Sunday, 2 October 2011

6. Presentation is Everything

Hello potters and friends,
It's the 2nd October and, incredibly, the weather remains hot, hot, hot, here in the middle of England. This made quite hard work of the lifting, carrying, pushing, stretching and all that setting up an exhibition entails.
This weekend was the opening of our first show to kick off the 'winter' season and this took place in Holy Trinity Church at the north end of town. Good thick church walls make for a lovely cool atmosphere and the setting-up committee was very grateful for that.

I called on Alan to help me put up the banner. It took three attempts to get it to this cock-eyed angle but I think it will do the job.
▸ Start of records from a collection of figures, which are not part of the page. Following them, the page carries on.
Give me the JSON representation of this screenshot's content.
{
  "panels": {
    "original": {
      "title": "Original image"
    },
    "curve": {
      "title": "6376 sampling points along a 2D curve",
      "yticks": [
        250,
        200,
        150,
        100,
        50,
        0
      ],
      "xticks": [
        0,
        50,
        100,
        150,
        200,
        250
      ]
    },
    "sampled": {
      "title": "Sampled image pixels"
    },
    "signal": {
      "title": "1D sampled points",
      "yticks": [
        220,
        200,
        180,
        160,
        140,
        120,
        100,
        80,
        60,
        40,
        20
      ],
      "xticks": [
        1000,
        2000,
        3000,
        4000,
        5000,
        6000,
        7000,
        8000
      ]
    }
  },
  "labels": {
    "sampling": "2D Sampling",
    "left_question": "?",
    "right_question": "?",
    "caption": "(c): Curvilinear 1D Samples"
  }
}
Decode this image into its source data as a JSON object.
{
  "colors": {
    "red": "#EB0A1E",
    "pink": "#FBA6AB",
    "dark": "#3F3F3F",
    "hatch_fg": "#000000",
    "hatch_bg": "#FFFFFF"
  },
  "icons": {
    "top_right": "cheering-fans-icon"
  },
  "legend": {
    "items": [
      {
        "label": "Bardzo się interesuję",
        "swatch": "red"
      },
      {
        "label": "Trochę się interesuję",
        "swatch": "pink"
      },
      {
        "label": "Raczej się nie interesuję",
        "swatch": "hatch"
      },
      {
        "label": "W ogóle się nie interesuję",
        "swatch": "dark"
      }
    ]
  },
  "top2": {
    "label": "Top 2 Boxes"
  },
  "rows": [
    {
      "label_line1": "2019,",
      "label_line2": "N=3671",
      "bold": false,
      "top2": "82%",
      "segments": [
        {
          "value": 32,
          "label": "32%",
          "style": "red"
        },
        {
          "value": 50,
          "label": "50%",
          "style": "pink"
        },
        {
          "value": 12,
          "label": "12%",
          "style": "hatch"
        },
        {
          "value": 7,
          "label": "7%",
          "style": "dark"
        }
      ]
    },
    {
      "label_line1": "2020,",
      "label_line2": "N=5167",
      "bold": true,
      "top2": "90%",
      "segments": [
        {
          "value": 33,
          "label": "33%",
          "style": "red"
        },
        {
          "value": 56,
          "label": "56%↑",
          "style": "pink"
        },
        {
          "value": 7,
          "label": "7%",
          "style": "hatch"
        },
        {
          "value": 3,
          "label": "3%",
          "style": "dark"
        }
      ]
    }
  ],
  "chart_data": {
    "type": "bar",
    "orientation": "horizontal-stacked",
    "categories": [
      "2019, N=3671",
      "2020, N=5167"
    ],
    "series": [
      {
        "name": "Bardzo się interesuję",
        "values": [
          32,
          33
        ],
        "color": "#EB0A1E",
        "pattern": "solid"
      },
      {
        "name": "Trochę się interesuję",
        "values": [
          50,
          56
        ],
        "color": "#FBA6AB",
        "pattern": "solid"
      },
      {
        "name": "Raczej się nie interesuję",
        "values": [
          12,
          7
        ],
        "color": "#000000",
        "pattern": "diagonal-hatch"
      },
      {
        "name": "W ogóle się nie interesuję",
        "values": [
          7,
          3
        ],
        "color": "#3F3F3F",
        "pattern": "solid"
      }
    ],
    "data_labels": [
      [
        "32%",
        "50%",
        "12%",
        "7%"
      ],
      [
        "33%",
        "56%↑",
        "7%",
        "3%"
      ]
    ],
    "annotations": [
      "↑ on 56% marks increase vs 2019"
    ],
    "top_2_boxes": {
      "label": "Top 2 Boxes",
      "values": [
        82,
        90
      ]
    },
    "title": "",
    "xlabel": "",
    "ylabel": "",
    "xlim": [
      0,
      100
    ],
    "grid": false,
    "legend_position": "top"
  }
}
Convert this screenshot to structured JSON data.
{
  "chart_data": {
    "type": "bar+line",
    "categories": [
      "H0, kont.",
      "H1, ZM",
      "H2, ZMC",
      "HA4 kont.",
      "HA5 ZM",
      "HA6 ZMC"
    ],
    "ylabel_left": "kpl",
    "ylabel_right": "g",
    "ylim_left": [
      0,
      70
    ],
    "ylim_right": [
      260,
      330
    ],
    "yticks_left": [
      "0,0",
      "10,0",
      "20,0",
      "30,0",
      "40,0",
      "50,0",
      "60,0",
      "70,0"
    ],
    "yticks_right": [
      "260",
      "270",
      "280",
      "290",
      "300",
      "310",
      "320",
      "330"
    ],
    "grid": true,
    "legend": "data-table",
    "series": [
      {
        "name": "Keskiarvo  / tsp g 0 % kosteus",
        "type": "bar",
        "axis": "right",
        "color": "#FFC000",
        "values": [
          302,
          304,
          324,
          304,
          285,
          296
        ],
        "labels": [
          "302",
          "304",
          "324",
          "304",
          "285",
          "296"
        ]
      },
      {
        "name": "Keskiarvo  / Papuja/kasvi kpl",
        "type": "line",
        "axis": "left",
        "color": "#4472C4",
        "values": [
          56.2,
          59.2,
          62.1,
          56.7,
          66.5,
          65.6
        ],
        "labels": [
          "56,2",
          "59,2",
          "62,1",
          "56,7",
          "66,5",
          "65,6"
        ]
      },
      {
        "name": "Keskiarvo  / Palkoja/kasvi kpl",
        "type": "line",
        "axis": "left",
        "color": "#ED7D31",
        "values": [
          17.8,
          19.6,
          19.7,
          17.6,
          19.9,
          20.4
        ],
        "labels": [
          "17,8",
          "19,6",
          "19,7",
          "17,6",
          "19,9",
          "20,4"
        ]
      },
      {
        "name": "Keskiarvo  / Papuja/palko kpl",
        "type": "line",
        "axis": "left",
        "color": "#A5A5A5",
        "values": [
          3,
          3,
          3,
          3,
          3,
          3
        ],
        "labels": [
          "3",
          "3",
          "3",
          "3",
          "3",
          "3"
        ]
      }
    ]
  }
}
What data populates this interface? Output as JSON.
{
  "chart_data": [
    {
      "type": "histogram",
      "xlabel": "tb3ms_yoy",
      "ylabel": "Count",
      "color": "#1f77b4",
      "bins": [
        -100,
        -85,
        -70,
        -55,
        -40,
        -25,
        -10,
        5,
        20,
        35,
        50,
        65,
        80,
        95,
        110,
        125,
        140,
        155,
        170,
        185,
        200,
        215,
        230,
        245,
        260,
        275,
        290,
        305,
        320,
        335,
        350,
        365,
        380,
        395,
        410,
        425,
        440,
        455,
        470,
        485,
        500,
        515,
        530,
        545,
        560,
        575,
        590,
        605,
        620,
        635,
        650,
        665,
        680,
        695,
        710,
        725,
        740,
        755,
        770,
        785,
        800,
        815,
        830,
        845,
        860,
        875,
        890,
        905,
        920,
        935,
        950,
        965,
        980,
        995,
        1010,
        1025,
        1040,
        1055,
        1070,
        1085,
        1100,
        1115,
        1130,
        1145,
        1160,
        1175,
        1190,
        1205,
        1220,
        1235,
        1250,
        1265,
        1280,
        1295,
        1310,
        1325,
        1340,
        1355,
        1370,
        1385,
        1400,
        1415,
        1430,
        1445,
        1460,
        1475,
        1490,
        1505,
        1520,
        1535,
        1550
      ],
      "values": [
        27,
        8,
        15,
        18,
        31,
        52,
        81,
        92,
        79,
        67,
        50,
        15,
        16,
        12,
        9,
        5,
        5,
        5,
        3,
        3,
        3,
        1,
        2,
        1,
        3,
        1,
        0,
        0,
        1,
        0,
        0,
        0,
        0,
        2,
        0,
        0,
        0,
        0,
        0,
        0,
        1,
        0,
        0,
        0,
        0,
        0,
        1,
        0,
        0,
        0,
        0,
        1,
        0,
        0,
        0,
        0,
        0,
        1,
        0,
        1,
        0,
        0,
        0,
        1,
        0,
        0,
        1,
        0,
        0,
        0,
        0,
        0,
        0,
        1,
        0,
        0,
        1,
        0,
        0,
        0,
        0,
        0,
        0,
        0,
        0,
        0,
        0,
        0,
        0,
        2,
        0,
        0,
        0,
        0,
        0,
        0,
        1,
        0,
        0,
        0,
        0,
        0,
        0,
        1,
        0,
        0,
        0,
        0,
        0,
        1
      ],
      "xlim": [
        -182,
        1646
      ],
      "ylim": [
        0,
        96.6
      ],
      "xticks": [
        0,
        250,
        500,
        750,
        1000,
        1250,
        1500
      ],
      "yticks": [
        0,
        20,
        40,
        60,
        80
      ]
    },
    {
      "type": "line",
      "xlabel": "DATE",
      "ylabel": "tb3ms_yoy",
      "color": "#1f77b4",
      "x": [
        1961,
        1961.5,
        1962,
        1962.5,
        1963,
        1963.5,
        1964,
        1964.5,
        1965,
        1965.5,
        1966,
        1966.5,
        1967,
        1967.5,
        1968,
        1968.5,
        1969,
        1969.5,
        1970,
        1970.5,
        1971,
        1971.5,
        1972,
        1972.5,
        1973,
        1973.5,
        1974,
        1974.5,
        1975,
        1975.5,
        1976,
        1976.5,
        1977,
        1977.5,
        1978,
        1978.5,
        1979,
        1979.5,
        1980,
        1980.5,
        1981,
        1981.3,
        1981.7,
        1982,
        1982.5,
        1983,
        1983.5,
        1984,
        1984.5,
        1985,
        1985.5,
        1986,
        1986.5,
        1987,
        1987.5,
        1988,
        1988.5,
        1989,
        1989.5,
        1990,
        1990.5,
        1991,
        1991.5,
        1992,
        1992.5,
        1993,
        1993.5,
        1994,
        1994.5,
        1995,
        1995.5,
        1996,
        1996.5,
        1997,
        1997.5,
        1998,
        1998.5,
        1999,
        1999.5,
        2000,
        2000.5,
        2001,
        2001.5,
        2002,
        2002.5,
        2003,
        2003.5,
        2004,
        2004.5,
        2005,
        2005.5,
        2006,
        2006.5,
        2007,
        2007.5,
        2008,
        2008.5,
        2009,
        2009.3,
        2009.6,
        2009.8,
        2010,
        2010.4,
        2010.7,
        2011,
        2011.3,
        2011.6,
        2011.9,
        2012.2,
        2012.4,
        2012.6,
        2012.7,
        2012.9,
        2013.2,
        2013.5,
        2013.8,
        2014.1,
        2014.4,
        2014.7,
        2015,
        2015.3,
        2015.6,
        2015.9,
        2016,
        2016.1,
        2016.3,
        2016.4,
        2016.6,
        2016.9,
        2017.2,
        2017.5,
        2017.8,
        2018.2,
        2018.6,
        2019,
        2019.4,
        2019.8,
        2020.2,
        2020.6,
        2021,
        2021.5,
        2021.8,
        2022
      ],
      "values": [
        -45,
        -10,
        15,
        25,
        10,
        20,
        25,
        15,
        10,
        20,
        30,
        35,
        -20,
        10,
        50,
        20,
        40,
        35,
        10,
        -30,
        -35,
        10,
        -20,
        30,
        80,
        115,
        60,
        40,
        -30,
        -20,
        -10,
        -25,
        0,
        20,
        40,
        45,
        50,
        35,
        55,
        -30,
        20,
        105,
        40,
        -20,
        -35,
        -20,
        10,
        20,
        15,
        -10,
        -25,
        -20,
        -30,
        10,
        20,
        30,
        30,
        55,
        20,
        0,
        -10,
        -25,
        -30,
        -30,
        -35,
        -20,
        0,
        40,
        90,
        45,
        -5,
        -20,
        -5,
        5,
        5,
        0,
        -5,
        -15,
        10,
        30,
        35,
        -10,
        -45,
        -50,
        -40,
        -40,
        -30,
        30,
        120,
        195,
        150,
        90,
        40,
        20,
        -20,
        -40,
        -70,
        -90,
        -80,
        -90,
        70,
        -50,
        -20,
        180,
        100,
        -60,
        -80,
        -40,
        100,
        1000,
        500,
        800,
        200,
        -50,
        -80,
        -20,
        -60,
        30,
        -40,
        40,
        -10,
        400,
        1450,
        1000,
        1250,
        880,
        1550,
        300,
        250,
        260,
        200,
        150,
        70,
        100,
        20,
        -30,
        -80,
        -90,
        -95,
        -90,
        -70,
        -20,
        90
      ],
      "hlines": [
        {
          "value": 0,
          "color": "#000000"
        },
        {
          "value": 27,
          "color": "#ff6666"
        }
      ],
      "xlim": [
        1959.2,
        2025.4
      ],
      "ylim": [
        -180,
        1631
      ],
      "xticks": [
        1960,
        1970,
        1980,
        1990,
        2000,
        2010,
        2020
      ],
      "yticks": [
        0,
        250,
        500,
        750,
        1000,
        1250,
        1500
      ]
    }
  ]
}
The exhibition is put on by The Association of Midland Artists. (AMA) and I discovered that I was to be the only potter exhibiting amongst the many painters. 

Work in progress

My cabinet, filled and lit.

So this is how my week panned out.
Firstly, I got together my most recent work and bearing in mind that I only have 4 small shelves I wanted a complimentary colour scheme. However, as most of my work is glazed green and white I decided to go for green and white. But I did splash out on some dried, yellow flowers to attract attention to the  centrepiece table vases.
Now, I wouldn't call myself finicky or even a pernickety type of person, but I do like smart-looking labels that stand nicely by each piece. No-one will ever remember your labels, nor will they compliment them but they will be remembered if they appear a bit tatty and dashed-off. It could indicate to the customer a lack of care and they possibly may apply that to your work. And that could be far from the truth. 
A friend once said to me as she carefully laid a table for a dinner party 'Presentation is everything.' So I gave the cabinet a good clean and washed all the pots.
My last job, and, yes ok, you could call me pernickety over this, is checking each pot to make sure that no lumps of batt wash are stuck to their bottoms. Nor do I like to feel a rough bottom that grogged or speckled stoneware clay can have. I don't want my buyers to hate the pot they've bought because it has scratched their polished wood furniture. 
So I use a coarse diamond file designed to sharpen garden tools, and this fits the bill exactly. Bought from Amazon, not expensive and it will even remove glaze from unwanted areas. It works best when wet and accompanied by a couple of minutes of elbow grease. 
But before signing out of this post I thought I'd show a new departure for me that came out of the last firing but wasn't right to be displayed in the cabinet. 

These are my flowers - for garden or home

Hand-painted inside and out. Took ages but very satisfying.